Bad Omens and Beartooth

Bad Omens • Beartooth • February 22, 2026 • Delta Center

Reviewed and Photographed by Max Taylor

Photo Credit: Max Taylor

On February 22, Bad Omens made a stop in Salt Lake City, UT, at the Delta Center as part of their “Do You Feel Love” tour.  They were joined by Beartooth, a perfect support for this tour.

Beartooth

Beartooth walked out to open, with a massive banner draped across the back of the stage, four towering LED screens already flashing behind them. No slow build. No easing in. They hit hard from the first note, and the crowd met them there. 

Songs like “In Between” detonated across the floor, and the pit cracked open almost immediately. It was the kind of mosh that forms because it has to. “Riptide” only fed it. The chorus came back louder from the crowd than from the stage, and you could feel the barricade start to flex under the pressure. 

Caleb Shomo doesn’t perform like someone in an opening slot. He moves like the room already belongs to him. The screams are raw and jagged, but the clean vocals carry, clear and surprisingly vulnerable in a space that size. That contrast is what makes Beartooth hit the way they do live. It’s aggressive, but it’s human, and a perfect way to warm up the crowd for Bad Omens. 

Sweat was flying off the stage, and shirts were coming off. Undoubtedly, Beartooth didn’t feel like a warm-up. They felt like a warning shot. 

Bad Omens

Photo Credit: Max Taylor

And then the time had come. The room was buzzing. Not that long ago, fans will remember Bad Omens played a packed show at The Union Center in Salt Lake City, and as the fanbase has continued to grow and the band’s success flourish, fans found the arena to be packed and full of electric excitement. 
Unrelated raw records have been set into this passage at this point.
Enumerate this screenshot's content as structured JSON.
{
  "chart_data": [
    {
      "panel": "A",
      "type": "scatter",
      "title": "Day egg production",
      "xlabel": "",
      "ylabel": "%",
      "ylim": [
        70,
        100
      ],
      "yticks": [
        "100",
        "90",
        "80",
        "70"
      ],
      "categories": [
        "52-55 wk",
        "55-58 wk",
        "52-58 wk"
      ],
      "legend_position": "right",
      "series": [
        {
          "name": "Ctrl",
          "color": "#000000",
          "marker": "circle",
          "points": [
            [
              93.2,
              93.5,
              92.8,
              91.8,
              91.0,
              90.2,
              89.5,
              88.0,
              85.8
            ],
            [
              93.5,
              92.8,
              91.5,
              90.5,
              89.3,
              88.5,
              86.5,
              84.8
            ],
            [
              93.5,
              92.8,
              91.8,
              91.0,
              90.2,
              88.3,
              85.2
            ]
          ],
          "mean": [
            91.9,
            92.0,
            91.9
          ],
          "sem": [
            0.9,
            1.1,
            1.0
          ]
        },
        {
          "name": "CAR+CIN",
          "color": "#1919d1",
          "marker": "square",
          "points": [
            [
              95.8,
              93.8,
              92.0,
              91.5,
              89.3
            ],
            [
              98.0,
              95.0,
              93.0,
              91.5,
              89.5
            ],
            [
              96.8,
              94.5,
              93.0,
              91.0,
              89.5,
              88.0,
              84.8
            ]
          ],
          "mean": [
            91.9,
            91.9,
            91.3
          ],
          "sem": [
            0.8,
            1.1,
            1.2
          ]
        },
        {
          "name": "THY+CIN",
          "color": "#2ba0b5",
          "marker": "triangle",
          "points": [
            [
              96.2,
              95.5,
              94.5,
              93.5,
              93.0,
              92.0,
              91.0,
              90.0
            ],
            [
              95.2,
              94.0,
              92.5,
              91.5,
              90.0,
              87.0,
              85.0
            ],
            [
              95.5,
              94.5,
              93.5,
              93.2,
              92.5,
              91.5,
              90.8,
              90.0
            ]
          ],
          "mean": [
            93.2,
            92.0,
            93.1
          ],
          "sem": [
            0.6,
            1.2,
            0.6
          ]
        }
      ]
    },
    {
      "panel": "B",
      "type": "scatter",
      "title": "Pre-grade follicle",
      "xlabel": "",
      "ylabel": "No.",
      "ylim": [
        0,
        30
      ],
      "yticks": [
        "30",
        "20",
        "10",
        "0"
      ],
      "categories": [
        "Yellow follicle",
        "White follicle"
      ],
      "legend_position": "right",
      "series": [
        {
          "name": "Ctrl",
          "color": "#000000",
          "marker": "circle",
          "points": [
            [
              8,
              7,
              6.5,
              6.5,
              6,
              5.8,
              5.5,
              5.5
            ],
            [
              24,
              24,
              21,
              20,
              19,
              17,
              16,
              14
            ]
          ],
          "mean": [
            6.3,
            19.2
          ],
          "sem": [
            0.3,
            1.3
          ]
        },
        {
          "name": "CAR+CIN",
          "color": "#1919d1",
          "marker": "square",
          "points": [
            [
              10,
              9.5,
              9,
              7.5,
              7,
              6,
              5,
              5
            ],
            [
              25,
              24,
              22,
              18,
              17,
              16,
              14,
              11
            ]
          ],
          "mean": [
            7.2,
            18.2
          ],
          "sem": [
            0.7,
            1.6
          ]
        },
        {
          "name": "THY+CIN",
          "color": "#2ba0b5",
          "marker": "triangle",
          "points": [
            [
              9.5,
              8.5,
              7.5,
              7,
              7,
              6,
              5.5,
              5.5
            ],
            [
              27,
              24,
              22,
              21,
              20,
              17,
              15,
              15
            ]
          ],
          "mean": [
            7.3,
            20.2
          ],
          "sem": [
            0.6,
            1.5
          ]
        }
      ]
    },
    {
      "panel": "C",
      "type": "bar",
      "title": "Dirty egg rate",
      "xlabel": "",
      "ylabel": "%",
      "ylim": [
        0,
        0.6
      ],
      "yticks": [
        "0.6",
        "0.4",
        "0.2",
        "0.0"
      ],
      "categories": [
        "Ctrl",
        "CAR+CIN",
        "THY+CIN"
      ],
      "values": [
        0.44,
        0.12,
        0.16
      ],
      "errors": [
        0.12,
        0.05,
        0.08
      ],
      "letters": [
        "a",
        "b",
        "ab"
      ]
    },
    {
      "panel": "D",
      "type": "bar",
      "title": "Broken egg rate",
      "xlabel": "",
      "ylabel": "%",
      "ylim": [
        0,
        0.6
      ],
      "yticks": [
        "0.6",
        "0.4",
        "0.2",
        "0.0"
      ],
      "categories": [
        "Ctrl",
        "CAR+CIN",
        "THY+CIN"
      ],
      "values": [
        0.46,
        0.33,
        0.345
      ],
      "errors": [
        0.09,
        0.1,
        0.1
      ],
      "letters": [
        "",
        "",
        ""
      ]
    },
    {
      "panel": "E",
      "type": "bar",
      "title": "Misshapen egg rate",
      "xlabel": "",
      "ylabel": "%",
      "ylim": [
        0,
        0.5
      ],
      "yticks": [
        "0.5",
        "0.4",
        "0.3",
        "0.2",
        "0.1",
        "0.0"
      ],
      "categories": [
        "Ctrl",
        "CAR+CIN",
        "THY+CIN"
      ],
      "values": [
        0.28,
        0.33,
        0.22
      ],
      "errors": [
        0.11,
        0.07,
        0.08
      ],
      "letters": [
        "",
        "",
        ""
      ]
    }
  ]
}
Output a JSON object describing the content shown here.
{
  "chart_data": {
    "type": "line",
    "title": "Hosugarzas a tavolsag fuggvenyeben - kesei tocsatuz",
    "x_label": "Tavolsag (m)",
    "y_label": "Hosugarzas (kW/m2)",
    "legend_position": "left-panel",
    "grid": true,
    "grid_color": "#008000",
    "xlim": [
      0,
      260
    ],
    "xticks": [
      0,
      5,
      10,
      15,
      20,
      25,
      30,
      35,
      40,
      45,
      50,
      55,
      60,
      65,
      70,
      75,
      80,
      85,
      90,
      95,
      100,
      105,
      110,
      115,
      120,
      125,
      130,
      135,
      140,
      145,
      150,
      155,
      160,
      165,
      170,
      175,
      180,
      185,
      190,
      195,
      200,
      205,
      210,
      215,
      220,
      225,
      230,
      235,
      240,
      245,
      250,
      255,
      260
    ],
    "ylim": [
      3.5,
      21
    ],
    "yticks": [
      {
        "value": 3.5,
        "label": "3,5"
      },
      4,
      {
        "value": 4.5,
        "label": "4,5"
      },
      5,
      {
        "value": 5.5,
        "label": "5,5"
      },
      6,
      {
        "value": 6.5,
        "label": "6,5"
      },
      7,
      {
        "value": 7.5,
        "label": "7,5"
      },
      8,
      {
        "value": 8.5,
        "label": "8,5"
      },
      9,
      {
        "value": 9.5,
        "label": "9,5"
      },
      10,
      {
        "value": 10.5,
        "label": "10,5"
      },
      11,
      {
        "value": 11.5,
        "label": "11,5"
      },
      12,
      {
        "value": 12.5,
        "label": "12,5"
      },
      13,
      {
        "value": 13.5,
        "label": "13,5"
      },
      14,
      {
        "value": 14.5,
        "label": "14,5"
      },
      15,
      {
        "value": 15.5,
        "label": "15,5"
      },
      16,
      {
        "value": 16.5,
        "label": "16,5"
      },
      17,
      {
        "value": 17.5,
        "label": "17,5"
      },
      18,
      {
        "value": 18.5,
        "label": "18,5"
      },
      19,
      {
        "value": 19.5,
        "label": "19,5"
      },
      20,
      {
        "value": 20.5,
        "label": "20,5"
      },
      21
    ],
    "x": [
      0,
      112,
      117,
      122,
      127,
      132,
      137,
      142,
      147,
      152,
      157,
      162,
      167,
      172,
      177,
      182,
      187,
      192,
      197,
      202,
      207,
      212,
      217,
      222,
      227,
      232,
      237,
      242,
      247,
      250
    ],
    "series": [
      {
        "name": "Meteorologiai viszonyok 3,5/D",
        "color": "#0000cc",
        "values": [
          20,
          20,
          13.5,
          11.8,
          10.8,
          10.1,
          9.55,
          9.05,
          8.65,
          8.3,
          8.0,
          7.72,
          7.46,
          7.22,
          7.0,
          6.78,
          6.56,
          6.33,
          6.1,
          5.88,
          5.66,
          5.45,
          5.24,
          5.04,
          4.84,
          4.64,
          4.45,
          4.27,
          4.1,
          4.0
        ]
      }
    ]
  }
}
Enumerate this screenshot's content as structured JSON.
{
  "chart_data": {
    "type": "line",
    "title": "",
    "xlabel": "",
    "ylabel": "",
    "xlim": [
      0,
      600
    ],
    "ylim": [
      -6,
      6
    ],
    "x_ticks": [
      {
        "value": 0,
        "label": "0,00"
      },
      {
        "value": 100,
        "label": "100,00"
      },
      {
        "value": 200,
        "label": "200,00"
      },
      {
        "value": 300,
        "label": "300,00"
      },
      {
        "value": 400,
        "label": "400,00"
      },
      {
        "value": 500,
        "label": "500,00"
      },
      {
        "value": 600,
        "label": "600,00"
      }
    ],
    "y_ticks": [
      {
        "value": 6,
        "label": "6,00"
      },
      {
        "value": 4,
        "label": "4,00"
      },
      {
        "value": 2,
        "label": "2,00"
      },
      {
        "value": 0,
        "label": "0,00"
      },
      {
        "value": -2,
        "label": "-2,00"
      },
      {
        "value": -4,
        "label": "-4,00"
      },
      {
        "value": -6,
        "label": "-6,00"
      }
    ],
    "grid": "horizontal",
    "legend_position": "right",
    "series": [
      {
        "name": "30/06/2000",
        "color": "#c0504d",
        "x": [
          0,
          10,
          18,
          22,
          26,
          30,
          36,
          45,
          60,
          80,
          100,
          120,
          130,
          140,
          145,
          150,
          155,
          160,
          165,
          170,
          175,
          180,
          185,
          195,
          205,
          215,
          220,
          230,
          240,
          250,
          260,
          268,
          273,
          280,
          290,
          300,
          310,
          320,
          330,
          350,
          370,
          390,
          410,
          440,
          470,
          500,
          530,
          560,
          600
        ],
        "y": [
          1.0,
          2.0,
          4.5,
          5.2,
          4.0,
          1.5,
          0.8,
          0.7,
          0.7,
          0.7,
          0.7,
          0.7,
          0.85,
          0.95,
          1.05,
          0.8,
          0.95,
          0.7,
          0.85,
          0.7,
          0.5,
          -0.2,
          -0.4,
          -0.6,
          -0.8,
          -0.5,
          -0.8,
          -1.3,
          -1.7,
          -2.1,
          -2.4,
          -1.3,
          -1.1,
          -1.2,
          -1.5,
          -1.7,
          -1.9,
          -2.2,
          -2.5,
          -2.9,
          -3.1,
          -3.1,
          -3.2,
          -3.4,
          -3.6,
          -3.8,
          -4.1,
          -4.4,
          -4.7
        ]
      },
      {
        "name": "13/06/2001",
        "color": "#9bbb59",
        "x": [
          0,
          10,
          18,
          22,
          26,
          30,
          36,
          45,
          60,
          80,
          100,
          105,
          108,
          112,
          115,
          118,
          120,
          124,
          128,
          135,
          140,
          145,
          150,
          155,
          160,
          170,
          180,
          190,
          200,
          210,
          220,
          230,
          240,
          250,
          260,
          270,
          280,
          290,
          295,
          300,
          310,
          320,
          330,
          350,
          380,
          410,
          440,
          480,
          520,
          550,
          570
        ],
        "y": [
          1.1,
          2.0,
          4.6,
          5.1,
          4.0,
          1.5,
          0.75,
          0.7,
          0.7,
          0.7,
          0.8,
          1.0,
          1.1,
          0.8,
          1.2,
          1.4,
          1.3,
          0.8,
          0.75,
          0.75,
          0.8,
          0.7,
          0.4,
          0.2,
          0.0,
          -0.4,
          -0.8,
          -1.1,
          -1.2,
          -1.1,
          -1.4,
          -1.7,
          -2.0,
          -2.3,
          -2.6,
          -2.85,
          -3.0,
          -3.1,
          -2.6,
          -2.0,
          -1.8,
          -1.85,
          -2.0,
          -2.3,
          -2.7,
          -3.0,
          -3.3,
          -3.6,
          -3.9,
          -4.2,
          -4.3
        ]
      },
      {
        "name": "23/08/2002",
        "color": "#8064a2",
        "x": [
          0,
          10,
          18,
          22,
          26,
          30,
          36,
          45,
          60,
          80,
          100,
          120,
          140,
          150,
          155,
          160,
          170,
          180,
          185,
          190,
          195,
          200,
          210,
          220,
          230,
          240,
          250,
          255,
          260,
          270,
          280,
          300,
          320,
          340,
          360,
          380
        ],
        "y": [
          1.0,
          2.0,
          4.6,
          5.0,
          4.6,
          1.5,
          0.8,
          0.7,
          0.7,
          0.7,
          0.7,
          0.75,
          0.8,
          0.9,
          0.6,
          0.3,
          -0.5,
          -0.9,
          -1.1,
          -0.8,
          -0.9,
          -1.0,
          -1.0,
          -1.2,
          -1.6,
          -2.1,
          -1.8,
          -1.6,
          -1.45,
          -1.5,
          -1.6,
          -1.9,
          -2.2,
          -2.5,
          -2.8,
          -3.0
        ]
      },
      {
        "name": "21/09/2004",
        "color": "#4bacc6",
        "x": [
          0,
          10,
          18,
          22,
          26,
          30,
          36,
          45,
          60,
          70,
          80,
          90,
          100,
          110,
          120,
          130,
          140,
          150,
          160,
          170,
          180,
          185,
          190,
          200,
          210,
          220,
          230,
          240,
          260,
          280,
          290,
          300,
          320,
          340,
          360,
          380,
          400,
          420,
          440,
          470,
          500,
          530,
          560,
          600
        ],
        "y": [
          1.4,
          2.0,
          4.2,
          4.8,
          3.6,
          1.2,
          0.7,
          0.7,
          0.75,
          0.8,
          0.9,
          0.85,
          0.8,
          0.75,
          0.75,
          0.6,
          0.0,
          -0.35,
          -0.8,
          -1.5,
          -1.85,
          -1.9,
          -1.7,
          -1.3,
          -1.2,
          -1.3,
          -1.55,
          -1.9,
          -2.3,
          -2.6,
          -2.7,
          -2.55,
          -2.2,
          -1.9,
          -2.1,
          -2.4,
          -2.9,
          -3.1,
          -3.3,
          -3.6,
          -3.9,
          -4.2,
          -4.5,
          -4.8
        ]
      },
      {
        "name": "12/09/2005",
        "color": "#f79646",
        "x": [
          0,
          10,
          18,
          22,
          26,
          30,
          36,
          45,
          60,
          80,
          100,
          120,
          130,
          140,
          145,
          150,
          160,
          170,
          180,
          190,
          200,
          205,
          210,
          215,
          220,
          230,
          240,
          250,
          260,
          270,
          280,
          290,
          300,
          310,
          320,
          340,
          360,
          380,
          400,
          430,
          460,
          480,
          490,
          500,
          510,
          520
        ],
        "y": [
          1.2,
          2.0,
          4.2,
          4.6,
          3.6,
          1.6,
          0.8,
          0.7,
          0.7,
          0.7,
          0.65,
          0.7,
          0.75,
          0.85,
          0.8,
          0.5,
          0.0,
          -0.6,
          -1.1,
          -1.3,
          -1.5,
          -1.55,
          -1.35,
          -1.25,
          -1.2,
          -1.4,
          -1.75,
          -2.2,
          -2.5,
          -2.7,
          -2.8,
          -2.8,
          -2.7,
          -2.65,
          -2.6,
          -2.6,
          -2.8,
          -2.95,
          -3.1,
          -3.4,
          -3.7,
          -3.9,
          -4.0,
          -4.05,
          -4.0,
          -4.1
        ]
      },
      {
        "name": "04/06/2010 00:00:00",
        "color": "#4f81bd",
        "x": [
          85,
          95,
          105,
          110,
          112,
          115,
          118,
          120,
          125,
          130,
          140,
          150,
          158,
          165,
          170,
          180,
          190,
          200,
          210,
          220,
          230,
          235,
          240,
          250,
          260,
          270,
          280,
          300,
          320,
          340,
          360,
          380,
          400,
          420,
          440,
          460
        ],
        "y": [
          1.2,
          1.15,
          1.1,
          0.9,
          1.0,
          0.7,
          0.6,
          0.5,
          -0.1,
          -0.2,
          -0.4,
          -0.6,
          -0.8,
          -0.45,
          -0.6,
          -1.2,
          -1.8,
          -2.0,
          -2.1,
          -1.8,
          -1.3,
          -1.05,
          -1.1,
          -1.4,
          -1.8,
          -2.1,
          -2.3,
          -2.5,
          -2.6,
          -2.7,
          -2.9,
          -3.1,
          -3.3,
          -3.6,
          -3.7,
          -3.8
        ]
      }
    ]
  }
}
Bad Omens didn’t just walk on stage, they drew out the anticipation. An eerie narrative video stretched across massive screens, pulling the arena into something darker and more cinematic before the first note even dropped as the band entered the stage. The energy changed. The noise dipped. And then it exploded. The lead singer, Noah Sebastian, brought an unmatched energy and control to the stage that remained the entire night. 

The production was massive, but not bloated. Layers of lighting washed over the stage in deep blues and violent reds. Lasers cut through fog in sharp, surgical lines. Pyro blasted heat into the lower bowl; you could physically feel it roll over the crowd. Cryo cannons erupted in freezing bursts that sent vapor into the rafters. It was sensory overload in the best way. 

They leaned into material from their EP released late last year including “Left for Good,” “Dying to Love,” and “Impose,” all translating with weight and depth as the band performed those tracks live.

Crowd surfers came in waves, floating toward the barricade as security braced and reset over and over again. The classics hit exactly how you’d want them to. “Concrete Jungle” was loud and relentless. “The Death of Peace of Mind” felt hypnotic. When “Just Pretend” started, the entire Delta Center sang. Not casually. Not politely. Full voice. The kind of collective moment that makes an arena feel small. 

What stands out most about Bad Omens right now is their control. By the end of the night, the crowd was soaked in sweat but still reaching for more. Beartooth brought grit and urgency. Bad Omens brought atmosphere and scale. Together, they proved heavy music doesn’t shrink for arenas, it expands into them. Fans in Salt Lake didn’t just get a show, they most certainly got a night that felt earned.